Поиск еды на Другой стороне для меня как открытие новой планеты. У меня мало опыта в подобных вещах. Да, Уинтер Парк находится в окружении лесов. Но ведь вы не думаете, что с детства я только то и делала, что блуждала в чаще в поисках чего-то съедобного? Даже живя на отшибе, можно найти много других интересных или нет занятий, например, заполнение налоговой декларации, чем я, собственно, и занимаюсь с двенадцати лет (кто-то же в нашем доме должен это делать). Даже те два раза травяной охоты с дядей сейчас оказались абсолютно бесполезными. Дело в том, что большая часть флоры Другой стороны уникальна: здесь произрастают редкие дикорастущие виды, которых нет в цивилизованном мире. Чего только стоят трехсотметровые ели и пихты с серо-синими листьями. Дорожки бордового мха, светящиеся грибные грозди, свисающие с веток подобно паутине, трава с кровавой росой – так много растений, о существовании которых я и не подозревала. Все выглядит таким удивительным и одновременно пугающим. Кто знает, какая напасть спряталась под кустом с ягодами, чей внешний вид напоминает око. Успеваю про себя отметить, что мох здесь растет гуще всего. Его можно встретить везде: на земле, стволах, кустах и даже в воде. Местами он тоненькой, ворсистой сетью свисает с веток и растет невероятно быстро. Иногда требуется всего несколько часов, чтоб протоптанная от лагеря дорожка напрочь стерлась с лица земли. Лес не оставляет следов. Он пожирает любые намеки на пребывание людей, и это пугает больше, чем встреча с моровами.

Блуждаю по окрестностям в поисках чего-то съедобного. Глаза так и выискивают знакомые очертания черники или лесного ореха. Да хоть чего-то, чей внешний вид не вызывал бы опаски. Наконец одно растение кажется мне достойным доверия. Куст с мелкими зубчатыми листьями и толстым косматым стеблем. Растущие на нем синие ягоды похожи на жимолость. Нарываю горсть, но не ем. Лучше узнать мнение специалиста.

– Это кермиш, – отзывается Блэквуд, едва взглянув на ягоды, – условно съедобные. В малых дозах безвредны. Употребление большого количества чревато головокружением, дезориентацией, онемением конечностей и параличом.

– Фу, – выбрасываю горстку на землю. Пожалуй, я не настолько голодна. Может, в другой раз повезет. Но дальше только хуже. Белые грозди, которые я сорвала с шипастых кустов, лопнули и обожгли мне руку. После этого я решила держаться ближе к Блэквуду. Во время охоты мы набредаем на ручей, что я считаю настоящей удачей. Запасы воды давно исчерпались. Опускаю в воду фляжку, но не успеваю поднести ко рту, как Блэквуд вырывает ее из моих рук.

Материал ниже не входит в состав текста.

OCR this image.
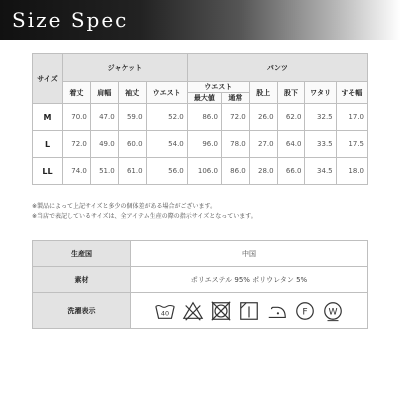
Size Spec
サイズ	ジャケット				パンツ					
	着丈	肩幅	袖丈	ウエスト	ウエスト		股上	股下	ワタリ	すそ幅
					最大値	通常				
M	70.0	47.0	59.0	52.0	86.0	72.0	26.0	62.0	32.5	17.0
L	72.0	49.0	60.0	54.0	96.0	78.0	27.0	64.0	33.5	17.5
LL	74.0	51.0	61.0	56.0	106.0	86.0	28.0	66.0	34.5	18.0
※製品によって上記サイズと多少の個体差がある場合がございます。
※当店で表記しているサイズは、全アイテム生産の際の指示サイズとなっています。
生産国	中国
素材	ポリエステル 95% ポリウレタン 5%
洗濯表示	40 F W
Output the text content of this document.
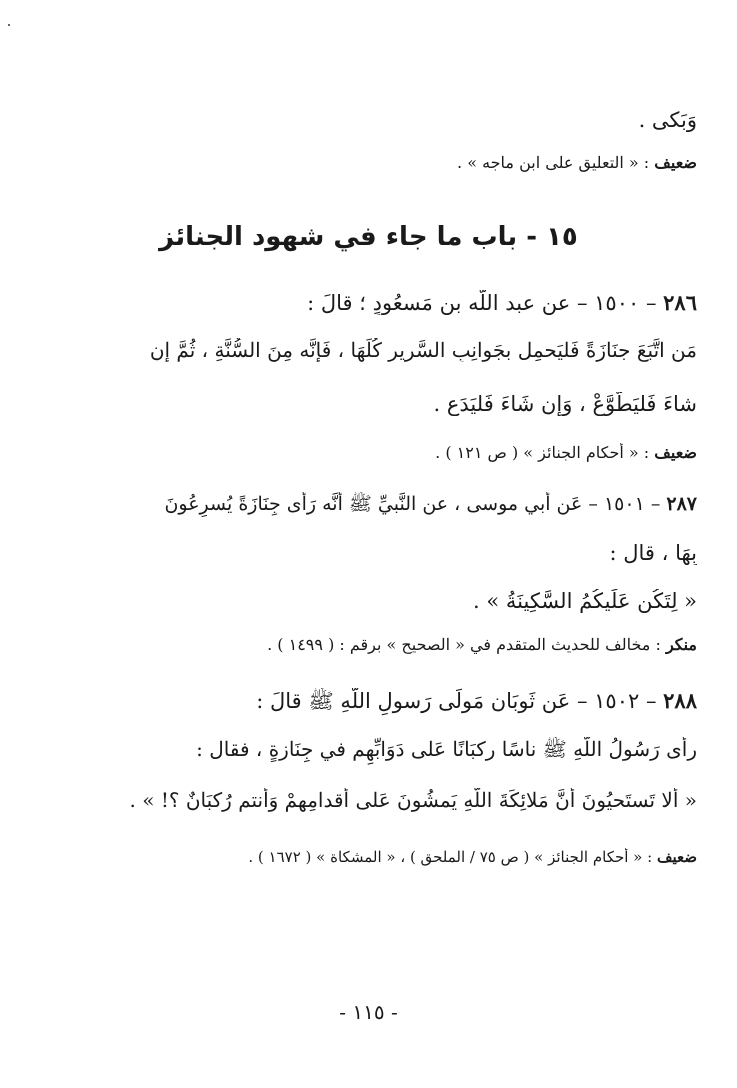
وَبَكى .
ضعيف : « التعليق على ابن ماجه » .
١٥ - باب ما جاء في شهود الجنائز
٢٨٦ – ١٥٠٠ – عن عبد اللّه بن مَسعُودٍ ؛ قالَ :
مَن اتَّبَعَ جنَازَةً فَليَحمِل بجَوانِبِ السَّرِيرِ كُلِّهَا ، فَإِنَّه مِنَ السُّنَّةِ ، ثُمَّ إِن
شاءَ فَليَطَّوَّعْ ، وَإِن شَاءَ فَليَدَع .
ضعيف : « أحكام الجنائز » ( ص ١٢١ ) .
٢٨٧ – ١٥٠١ – عَن أَبي موسى ، عن النَّبيِّ ﷺ أَنَّه رَأى جِنَازَةً يُسرِعُونَ
بِهَا ، قال :
« لِتَكُن عَلَيكُمُ السَّكِينَةُ » .
منكر : مخالف للحديث المتقدم في « الصحيح » برقم : ( ١٤٩٩ ) .
٢٨٨ – ١٥٠٢ – عَن ثَوبَان مَولَى رَسولِ اللّهِ ﷺ قالَ :
رأى رَسُولُ اللّهِ ﷺ ناسًا ركبَانًا عَلى دَوَابِّهِم في جِنَازةٍ ، فقال :
« أَلا تَستَحيُونَ أَنَّ مَلائِكَةَ اللّهِ يَمشُونَ عَلى أَقدامِهِمْ وَأَنتم رُكبَانٌ ؟! » .
ضعيف : « أحكام الجنائز » ( ص ٧٥ / الملحق ) ، « المشكاة » ( ١٦٧٢ ) .
- ١١٥ -
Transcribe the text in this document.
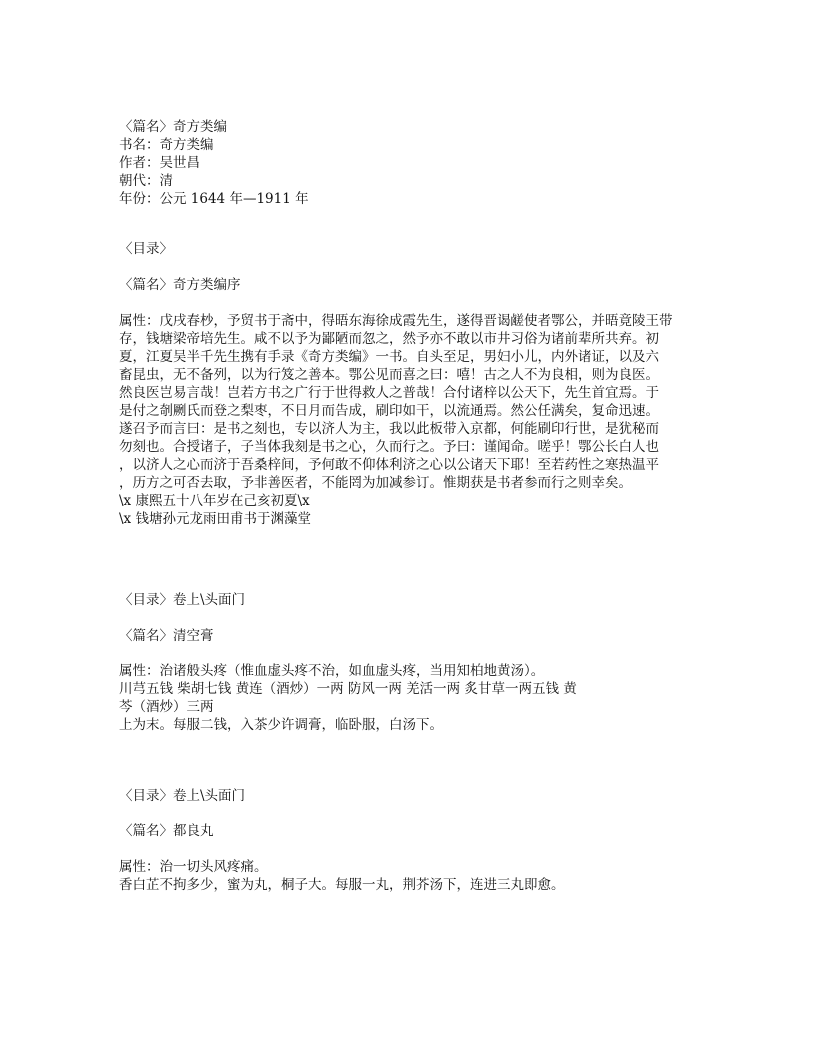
〈篇名〉奇方类编
书名：奇方类编
作者：吴世昌
朝代：清
年份：公元 1644 年—1911 年
〈目录〉
〈篇名〉奇方类编序
〈目录〉卷上\头面门
〈篇名〉清空膏
〈目录〉卷上\头面门
〈篇名〉都良丸
属性：戊戌春杪，予贸书于斋中，得晤东海徐成霞先生，遂得晋谒鹾使者鄂公，并晤竟陵王带
存，钱塘梁帝培先生。咸不以予为鄙陋而忽之，然予亦不敢以市井习俗为诸前辈所共弃。初
夏，江夏吴半千先生携有手录《奇方类编》一书。自头至足，男妇小儿，内外诸证，以及六
畜昆虫，无不备列，以为行笈之善本。鄂公见而喜之曰：嘻！古之人不为良相，则为良医。
然良医岂易言哉！岂若方书之广行于世得救人之普哉！合付诸梓以公天下，先生首宜焉。于
是付之剞劂氏而登之梨枣，不日月而告成，刷印如干，以流通焉。然公任满矣，复命迅速。
遂召予而言曰：是书之刻也，专以济人为主，我以此板带入京都，何能刷印行世，是犹秘而
勿刻也。合授诸子，子当体我刻是书之心，久而行之。予曰：谨闻命。嗟乎！鄂公长白人也
，以济人之心而济于吾桑梓间，予何敢不仰体利济之心以公诸天下耶！至若药性之寒热温平
，历方之可否去取，予非善医者，不能罔为加减参订。惟期获是书者参而行之则幸矣。
\x 康熙五十八年岁在己亥初夏\x
\x 钱塘孙元龙雨田甫书于渊藻堂
属性：治诸般头疼（惟血虚头疼不治，如血虚头疼，当用知柏地黄汤）。
川芎五钱 柴胡七钱 黄连（酒炒）一两 防风一两 羌活一两 炙甘草一两五钱 黄
芩（酒炒）三两
上为末。每服二钱，入茶少许调膏，临卧服，白汤下。
属性：治一切头风疼痛。
香白芷不拘多少，蜜为丸，桐子大。每服一丸，荆芥汤下，连进三丸即愈。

– Нельзя пить воду из непроверенных источников.

– Почему?

Это ведь всего лишь ручей. Что с того, если я выпью...

– У сырой воды высокий микробиологический показатель.

Микробиологический показатель? Когда он уже научится нормально разговаривать.

– Много бактерий, большинство из которых – нераспознанные. Их употребление может навредить организму и привести к летальному исходу.

Ничего себе. Это уже серьезно. Никогда бы не подумала, что вода может быть такой опасной.

– Условно пригодной к употреблению считается только дождевая вода.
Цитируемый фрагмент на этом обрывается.